Quelle est fondamentalement l’importance de la liberté d’expression ?
La liberté d’expression est un droit fondamental en démocratie et elle est aussi la condition d’exercice de plusieurs autres droits, mais pas de tous. La liberté d’expression est d’abord le droit d’exprimer des opinions, des idées et des croyances intimes. D’un côté, elle est liée à la liberté de conscience qui a été au coeur de la Réforme en Europe dès le XVIe siècle ; d’un autre côté, elle est liée à la liberté de communiquer des opinions, d’échanger des arguments, de débattre publiquement. Le lien avec la démocratie devient évident : elle est la condition essentielle de la participation politique et de la capacité pour les citoyens de défendre leurs droits et de protester contre ce qu’ils considèrent, à tort ou à raison, comme injuste.
Ce principe général de la liberté d’expression s’applique différemment d’une société à l’autre. Quelles sont les grandes traditions en cette matière ? Y a-t-il par exemple une différence entre les États-Unis et l’Europe ? Et le Québec se distingue-t-il d’une quelconque manière ?
Pris abstraitement, le principe de la liberté d’expression est simple. Mais il peut entrer en conflit avec d’autres droits fondamentaux, et il fait alors l’objet d’interprétations différentes en fonction des cultures politiques et juridiques. Il y a au moins deux grandes préoccupations qui peuvent limiter la liberté d’expression : la sécurité et le respect des personnes (ou la protection des conditions sociales de l’estime de soi). Autrement dit, en démocratie nous reconnaissons que chaque personne a le droit d’être protégée dans son intégrité physique et morale.

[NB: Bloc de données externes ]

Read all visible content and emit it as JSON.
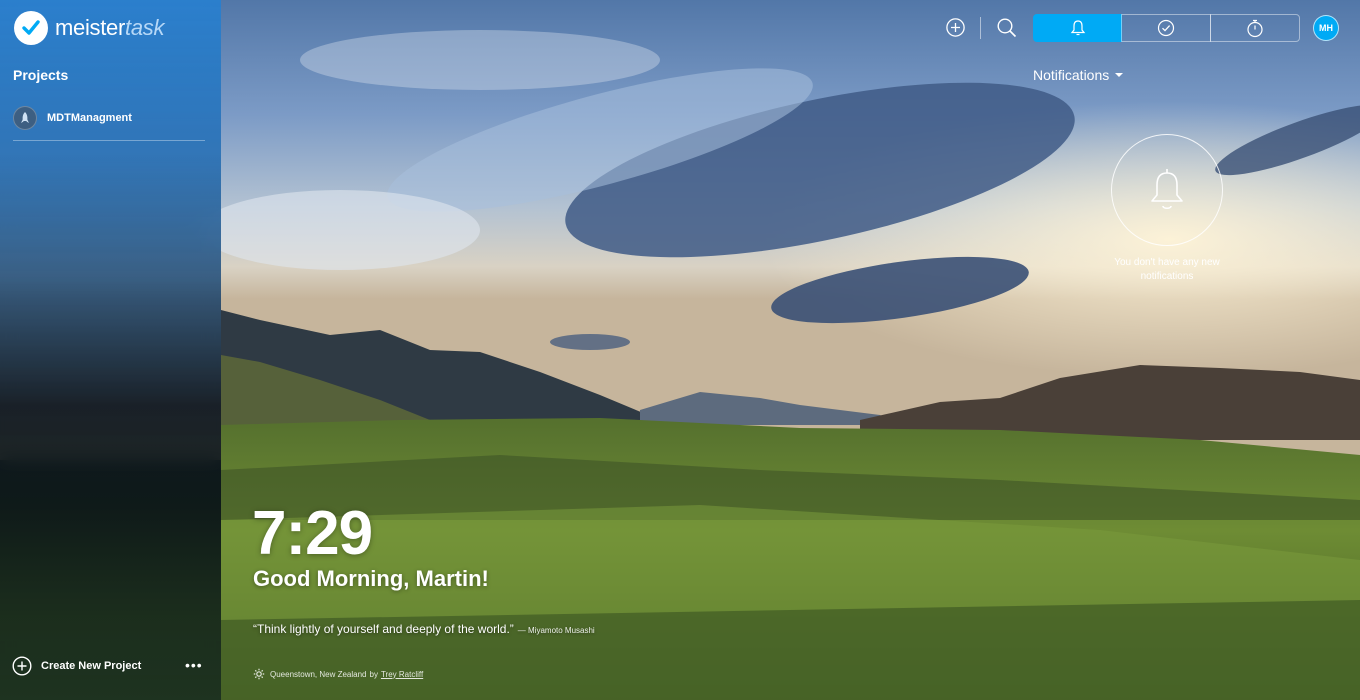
{
  "app": {
    "logo_main": "meister",
    "logo_accent": "task"
  },
  "sidebar": {
    "heading": "Projects",
    "projects": [
      {
        "name": "MDTManagment"
      }
    ],
    "create_label": "Create New Project",
    "more_label": "•••"
  },
  "toolbar": {
    "avatar_initials": "MH",
    "active_tab": "notifications",
    "icons": [
      "add-icon",
      "search-icon",
      "bell-icon",
      "check-circle-icon",
      "stopwatch-icon"
    ]
  },
  "notifications": {
    "title": "Notifications",
    "empty_message": "You don't have any new notifications"
  },
  "greeting": {
    "time": "7:29",
    "message": "Good Morning, Martin!",
    "quote": "“Think lightly of yourself and deeply of the world.”",
    "quote_author": "— Miyamoto Musashi"
  },
  "photo_credit": {
    "location": "Queenstown, New Zealand",
    "by": "by",
    "photographer": "Trey Ratcliff"
  },
  "colors": {
    "accent": "#00aaf5"
  }
}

Aux États-Unis, la liberté d’expression est plus étendue que dans les pays d’Europe continentale, notamment en France, en Allemagne et en Autriche. L’histoire de la jurisprudence américaine est complexe, mais on peut dire que la liberté de participation politique est très valorisée, de même que la liberté de conscience, qui est indissociable du droit d’extérioriser ses croyances. La seule limite à l’expression d’opinions politiques, fussent-elles racistes, est si celle-ci entraîne un danger réel, manifeste et imminent. Les Européens donnent quant à eux une importance plus grande à la protection de l’intégrité morale, au respect dû aux personnes, à leur droit de ne pas être intimidées ou insultées publiquement. L’histoire du nazisme a un poids considérable dans cette différence de culture juridique. Sur cette question, le Québec est beaucoup plus proche de l’Europe que des États-Unis.
Y a-t-il une différence entre liberté de parole et liberté d’expression ? Les formes d’expressions visuelles, comme les caricatures, les statues ou les drapeaux, posent-elles un problème particulier ?
Les tensions que l’on voit régulièrement resurgir en Europe sur les caricatures qui mettent en scène des musulmans proviennent de l’application très imparfaite du droit à ne pas être stigmatisé en public. Une part importante des musulmans, en France par exemple, se sentent profondément insultés par des représentations dégradantes dans une société où ils sont déjà en situation d’inégalité et de discrimination. Cela pose le problème du statut des représentations visuelles qui véhiculent de manière ambiguë des idées et contribuent à diffuser une image négative de certains groupes. Mais justement, cette ambiguïté est essentielle, car il est plus difficile d’interpréter le sens d’une caricature que le sens d’un propos raciste. Les représentations visuelles (et d’une manière générale les oeuvres d’art) ne sont pas réductibles à des opinions, encore moins à des arguments.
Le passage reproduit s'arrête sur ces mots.